The Steel Caress
Major Sarah Ravenowski was an ordinary-looking but effective agent for the U.S. Army’s Central Intelligence Division. Then, on a mission in China, she was shot in the face and left for dead. She survives and deserts the army, believing she was abandoned by her superior officer and lover, Kalen Grady. Bitter and driven, she knows she can never return to the U.S. Endless reconstructive surgeries later she is known as Raven, the world’s most successful supermodel, using her anger at Kalen as her career’s fuel. Before a fashion show, she thinks, “Take your photographs. I want him to see what he made out of me. What I made out of what he abandoned.”
Kalen Grady is a general who still does field espionage (as if the supermodel scenario weren’t unlikely enough); he’s on some sort of important mission involving Chinese tong activity and some Japanese swords. I’ll admit right now that I never understood what the swords had to do with anything – if I were trying to stop organized crime I’d be digging through financial records, not worrying about cutlery. But anyway. A tong heir who was going to give him the swords is murdered along with his girlfriend, who is also a supermodel.

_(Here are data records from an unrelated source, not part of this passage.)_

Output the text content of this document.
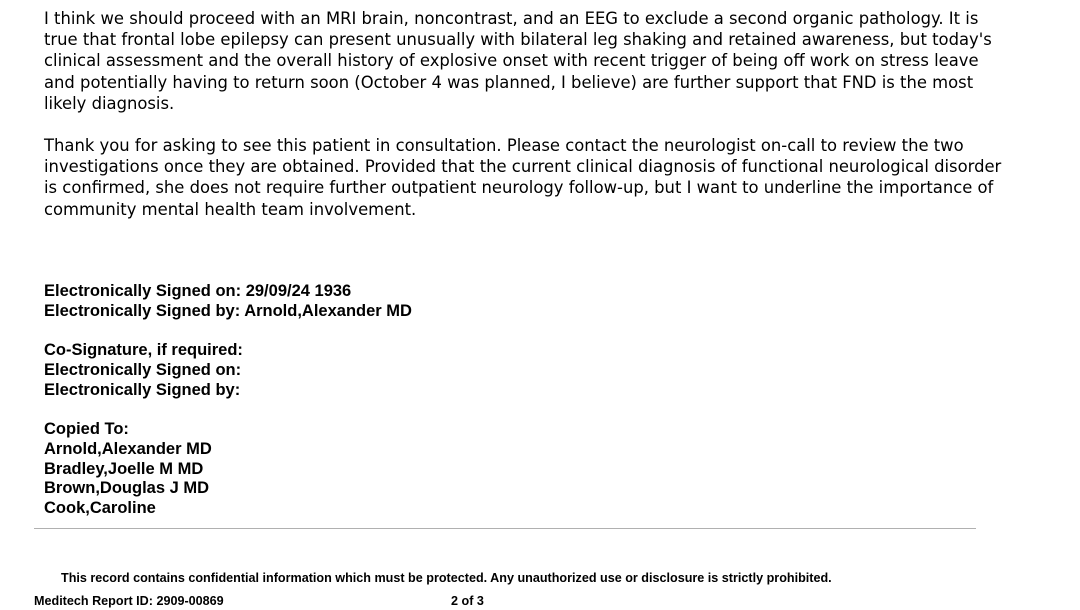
I think we should proceed with an MRI brain, noncontrast, and an EEG to exclude a second organic pathology. It is true that frontal lobe epilepsy can present unusually with bilateral leg shaking and retained awareness, but today's clinical assessment and the overall history of explosive onset with recent trigger of being off work on stress leave and potentially having to return soon (October 4 was planned, I believe) are further support that FND is the most likely diagnosis.

Thank you for asking to see this patient in consultation. Please contact the neurologist on-call to review the two investigations once they are obtained. Provided that the current clinical diagnosis of functional neurological disorder is confirmed, she does not require further outpatient neurology follow-up, but I want to underline the importance of community mental health team involvement.

Electronically Signed on: 29/09/24 1936
Electronically Signed by: Arnold,Alexander MD
Co-Signature, if required:
Electronically Signed on:
Electronically Signed by:
Copied To:
Arnold,Alexander MD
Bradley,Joelle M MD
Brown,Douglas J MD
Cook,Caroline
This record contains confidential information which must be protected. Any unauthorized use or disclosure is strictly prohibited.
Meditech Report ID: 2909-00869	2 of 3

Kalen shows up in Paris with plans to recruit Raven in order to help find the murderer because, as a model and the dead woman’s friend, Raven has an inside track. Sparks fly between the two, who just can’t stay away from each other in spite of their mutual mistrust – Raven is convinced Kalen betrayed her and Kalen, who has known for some time that Raven is really Sarah, believes for some reason that she is a traitor.
What made this book for me, in spite of numerous problems, is the character of Raven. I have a weak spot for characters who are not what they seem to be. Raven’s glamorous life, stunning beauty, and smart-ass attitude all serve to mask a lot of pain. But she’s not crippled by her pain: she’s forthright, self-confident, and deeply honorable. I loved her breezy wit and found her to be good company for this ride. There’s also some fun adventure and a very entertaining court-martial sequence that I loved.
It was no trouble at all to suspend my disbelief for the highly unlikely scenarios contained within this book, but the large gaps in backstory were a problem. I’ve already mentioned my confusion as to exactly how these swords fit in to anything. More problematic is the conflict between Raven and Kalen. Why did she jump to the conclusion that he abandoned her to death in China? Why exactly did/does Kalen believe Raven might be a traitor? What happened at a prior incident in New Orleans that was apparently quite incendiary? I don’t know what happened during that meeting (though some of it I can guess). Because of all this missing information – this lack of backstory – I couldn’t quite get a handle on the things that were keeping Raven and Kalen apart.
I understand that much, perhaps all, of this was covered in the last novel, The Deepest Edge. But what good does that do me? This is Kalen and Raven’s story, so that information about Kalen and Raven should be in this book.
One of the most crippling effects of this is that we never get to know the hero well, even though several sections are told in his point of view. We know that Kalen loves Raven, is jealous and possessive of her, is upset when their work puts her in danger. So why, when she returned from China, did he not seek her out? Why doesn’t he have anything to do with her unless he wants her to work for him? What is the root of his mistrust for her? Who is this guy? The two finally have a reconciliation during which some of this is brought out into the open, but that should have happened a lot sooner. Since he acts like an overbearing jerk sometimes, perhaps the background information on him would have made him more understandable and likable.
If you like action-packed thriller-style romances and smart, funny heroines, you will probably like The Steel Caress. I liked it. But this author needs to try harder to make her books stand on their own.